UNI sociologists team up with the University of Mississippi State to study how people stepped up during this pandemic

In the early months of the pandemic, University of Northern Iowa student Hannah Van Theemsche designed and built mobile wooden stands stocked with free masks made by a local nonprofit group. Her goal was to help homeless and underprivileged populations stay safe.

What started as a graduation project from UNI’s Textiles and Apparels program grew to help serve the community. Van Theemsche is one of many people throughout the country, including numerous Panthers, to pitch in and manufacture or distribute personal protective equipment (PPE) when it was in short supply in the early months of COVID-19.

Now, a study by a team of sociologists from the University of Northern Iowa and Mississippi State University is looking into the factors that led to this massive communal effort, as they seek to understand why people chose to volunteer their money, fabric, time and skills during a national crisis.

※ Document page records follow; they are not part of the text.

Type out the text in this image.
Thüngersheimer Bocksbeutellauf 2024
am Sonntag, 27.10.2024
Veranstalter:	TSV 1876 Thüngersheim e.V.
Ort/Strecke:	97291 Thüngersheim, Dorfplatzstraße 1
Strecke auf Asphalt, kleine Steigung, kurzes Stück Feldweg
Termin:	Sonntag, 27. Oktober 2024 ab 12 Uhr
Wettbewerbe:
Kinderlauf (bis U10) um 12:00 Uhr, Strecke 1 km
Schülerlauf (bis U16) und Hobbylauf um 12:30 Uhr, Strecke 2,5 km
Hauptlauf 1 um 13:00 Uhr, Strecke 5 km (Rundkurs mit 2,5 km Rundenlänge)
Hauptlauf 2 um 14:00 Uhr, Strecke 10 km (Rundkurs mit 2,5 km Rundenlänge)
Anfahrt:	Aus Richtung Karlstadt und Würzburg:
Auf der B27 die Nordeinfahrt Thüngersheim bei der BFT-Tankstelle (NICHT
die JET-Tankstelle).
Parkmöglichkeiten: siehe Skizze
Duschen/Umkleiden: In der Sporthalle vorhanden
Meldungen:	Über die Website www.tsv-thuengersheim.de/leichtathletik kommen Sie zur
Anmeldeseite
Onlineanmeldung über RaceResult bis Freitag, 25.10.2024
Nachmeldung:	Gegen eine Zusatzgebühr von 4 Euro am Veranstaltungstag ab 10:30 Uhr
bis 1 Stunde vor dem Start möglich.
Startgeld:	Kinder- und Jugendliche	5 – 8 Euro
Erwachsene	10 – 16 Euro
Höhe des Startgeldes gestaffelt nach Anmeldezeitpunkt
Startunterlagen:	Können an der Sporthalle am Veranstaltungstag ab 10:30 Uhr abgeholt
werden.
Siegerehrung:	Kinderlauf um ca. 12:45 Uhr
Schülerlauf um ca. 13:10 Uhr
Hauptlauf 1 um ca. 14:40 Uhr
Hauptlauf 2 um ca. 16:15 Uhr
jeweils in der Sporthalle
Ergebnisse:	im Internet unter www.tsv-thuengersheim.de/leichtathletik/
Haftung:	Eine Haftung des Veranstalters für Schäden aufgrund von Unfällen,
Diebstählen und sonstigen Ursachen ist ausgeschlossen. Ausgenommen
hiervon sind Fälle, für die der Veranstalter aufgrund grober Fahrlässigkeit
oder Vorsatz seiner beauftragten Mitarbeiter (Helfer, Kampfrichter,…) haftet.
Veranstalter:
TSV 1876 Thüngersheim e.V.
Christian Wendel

UNI sociology professor Marybeth Stalp, along with colleagues at Mississippi State University, set up a qualitative study looking at how people were responding to help during the pandemic. The study, which is in progress, has found that women were more likely to be associated with large networks of PPE manufacturers, while men were more likely to work alone. The study has also shown that women are more likely to focus on sewing and distributing cloth masks, hospital gowns, surgical caps and shoe covers, while men are more likely to focus on making ear guards and face shields via 3D printing or use brew kits to make hand sanitizer. 

“Making PPE in these ways provide a sense of control for makers, and also a sense of purpose -- they feel better connecting with others to make more, and to help more people in need," Stalp said. 

UNI has also been involved in these efforts. Administrators, faculty and students were part of a scaled-up project in April that assembled 10,000 face shields for UnityPoint Health hospitals. Plastic face shields for medical workers were made on 3D printers in UNI’s Additive Manufacturing Center. The chemistry, biology and physics departments collected spare personal protective equipment, donating some 500 items including goggles, face shields and lab coats along with thousands of exam gloves. And theatre students and Textiles and Apparels Program students both sewed protective masks for the community.